Dr Jessica Barker, an expert on the human nature of cybersecurity and co-founder of security firm Redacted, told Alphr that it may indeed take a major attack to provoke a widespread security reaction: “A lot of work in cybersecurity comes from an experience of an incident, or a near miss, or seeing someone or something like you having that incident. So some organisations will increase their cybersecurity measures when they see a similar organisation facing an attack. So I hope we wouldn’t be that reactive, but that is what we often see in this space – that a big incident is what will galvanise change.”

Levy said that in the approximate 11 months since the National Cyber Security Centre came into existence, it has seen more than 500 incidents. Most of these are classed as category three, which means only a single organisation has been effected in some way, but 30 were category-two incidents – including the WannaCry ransomware attack that hit the NHS.

With the spread of interconnected Internet of Things devices, notably within the healthcare sector but also within transport and energy, there have been worries that a major cybersecurity incident could encompass a very direct threat to human life.
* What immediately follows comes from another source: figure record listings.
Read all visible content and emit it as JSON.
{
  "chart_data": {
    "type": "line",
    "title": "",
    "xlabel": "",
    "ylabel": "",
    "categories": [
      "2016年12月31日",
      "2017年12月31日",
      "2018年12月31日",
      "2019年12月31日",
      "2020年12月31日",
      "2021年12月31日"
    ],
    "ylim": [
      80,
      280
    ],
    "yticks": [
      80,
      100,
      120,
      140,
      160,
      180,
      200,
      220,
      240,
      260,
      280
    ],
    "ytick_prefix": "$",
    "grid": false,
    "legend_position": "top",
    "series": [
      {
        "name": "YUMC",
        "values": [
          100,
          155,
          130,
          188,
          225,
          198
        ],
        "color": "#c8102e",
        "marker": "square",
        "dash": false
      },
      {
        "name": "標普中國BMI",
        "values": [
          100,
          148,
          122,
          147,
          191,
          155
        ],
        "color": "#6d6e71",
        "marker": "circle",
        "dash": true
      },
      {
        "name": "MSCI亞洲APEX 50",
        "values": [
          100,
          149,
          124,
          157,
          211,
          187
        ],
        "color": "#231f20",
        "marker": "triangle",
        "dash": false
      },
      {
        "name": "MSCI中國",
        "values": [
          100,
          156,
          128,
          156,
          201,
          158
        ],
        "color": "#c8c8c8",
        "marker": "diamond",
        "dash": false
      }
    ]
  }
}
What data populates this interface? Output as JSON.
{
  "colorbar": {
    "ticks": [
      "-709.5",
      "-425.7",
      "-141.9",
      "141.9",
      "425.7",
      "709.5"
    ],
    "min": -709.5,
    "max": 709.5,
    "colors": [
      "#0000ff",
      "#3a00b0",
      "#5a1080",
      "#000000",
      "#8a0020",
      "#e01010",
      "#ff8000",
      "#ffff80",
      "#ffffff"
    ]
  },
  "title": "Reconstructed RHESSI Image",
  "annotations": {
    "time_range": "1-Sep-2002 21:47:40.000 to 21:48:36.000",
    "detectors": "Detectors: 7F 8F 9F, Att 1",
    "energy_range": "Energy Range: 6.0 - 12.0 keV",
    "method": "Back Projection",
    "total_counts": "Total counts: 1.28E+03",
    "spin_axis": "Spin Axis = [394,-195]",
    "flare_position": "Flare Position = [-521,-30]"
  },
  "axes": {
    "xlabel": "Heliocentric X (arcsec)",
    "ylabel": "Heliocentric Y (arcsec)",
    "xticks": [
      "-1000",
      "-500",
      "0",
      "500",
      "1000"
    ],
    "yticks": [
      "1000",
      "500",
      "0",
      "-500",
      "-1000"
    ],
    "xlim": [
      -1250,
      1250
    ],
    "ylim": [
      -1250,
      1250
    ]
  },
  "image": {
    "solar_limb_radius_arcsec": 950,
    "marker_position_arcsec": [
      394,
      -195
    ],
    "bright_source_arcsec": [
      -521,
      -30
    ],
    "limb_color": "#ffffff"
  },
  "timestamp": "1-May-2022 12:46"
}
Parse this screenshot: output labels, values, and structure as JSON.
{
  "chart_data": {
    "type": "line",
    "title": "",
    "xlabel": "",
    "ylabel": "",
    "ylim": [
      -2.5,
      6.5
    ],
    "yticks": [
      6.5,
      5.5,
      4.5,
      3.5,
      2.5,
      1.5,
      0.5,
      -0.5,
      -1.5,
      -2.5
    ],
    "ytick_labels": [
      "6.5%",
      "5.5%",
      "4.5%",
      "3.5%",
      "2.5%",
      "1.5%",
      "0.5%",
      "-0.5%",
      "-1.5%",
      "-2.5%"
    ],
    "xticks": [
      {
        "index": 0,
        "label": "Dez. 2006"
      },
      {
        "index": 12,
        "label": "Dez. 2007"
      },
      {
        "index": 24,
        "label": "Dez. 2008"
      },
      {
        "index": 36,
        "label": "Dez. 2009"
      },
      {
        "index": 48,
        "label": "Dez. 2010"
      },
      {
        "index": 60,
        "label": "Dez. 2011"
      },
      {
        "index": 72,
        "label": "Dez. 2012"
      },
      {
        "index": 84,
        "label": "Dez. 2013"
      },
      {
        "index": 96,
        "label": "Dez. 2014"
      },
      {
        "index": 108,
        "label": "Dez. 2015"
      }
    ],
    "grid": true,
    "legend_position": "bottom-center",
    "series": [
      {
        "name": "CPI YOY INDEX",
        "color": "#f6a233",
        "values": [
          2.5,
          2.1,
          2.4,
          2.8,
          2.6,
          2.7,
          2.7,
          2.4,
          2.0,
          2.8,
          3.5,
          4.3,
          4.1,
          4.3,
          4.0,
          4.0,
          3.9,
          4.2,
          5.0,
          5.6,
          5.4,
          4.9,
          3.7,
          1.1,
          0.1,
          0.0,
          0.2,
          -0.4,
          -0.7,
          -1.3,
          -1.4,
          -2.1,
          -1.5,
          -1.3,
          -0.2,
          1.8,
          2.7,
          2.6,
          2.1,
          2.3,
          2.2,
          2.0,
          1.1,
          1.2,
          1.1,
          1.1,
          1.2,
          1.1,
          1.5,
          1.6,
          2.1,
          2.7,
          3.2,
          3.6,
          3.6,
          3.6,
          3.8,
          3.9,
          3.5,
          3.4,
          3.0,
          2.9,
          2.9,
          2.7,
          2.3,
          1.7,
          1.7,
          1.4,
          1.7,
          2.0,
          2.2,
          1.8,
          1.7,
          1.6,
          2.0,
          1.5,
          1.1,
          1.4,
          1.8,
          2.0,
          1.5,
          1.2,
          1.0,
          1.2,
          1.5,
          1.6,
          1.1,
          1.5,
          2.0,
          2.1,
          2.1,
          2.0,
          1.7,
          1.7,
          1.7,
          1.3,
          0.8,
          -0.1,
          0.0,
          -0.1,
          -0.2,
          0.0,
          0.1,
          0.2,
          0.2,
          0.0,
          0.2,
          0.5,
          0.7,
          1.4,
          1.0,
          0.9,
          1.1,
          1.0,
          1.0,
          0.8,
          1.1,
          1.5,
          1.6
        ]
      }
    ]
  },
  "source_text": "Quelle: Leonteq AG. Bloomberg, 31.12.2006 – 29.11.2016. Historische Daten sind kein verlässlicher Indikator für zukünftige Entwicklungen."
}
Levy emphasised that viewing humans as the weakest part of the chain is “stupid”, and that more should be done to create tools that are understandable and demystify cybersecurity for all users.

“We’ve started saying people are the strongest link,” he said. “If you can leverage your people better, they can be the first and last line of defence in an organisation. I think that’s the learning people need to take: stop blaming the users, and make the systems usable.”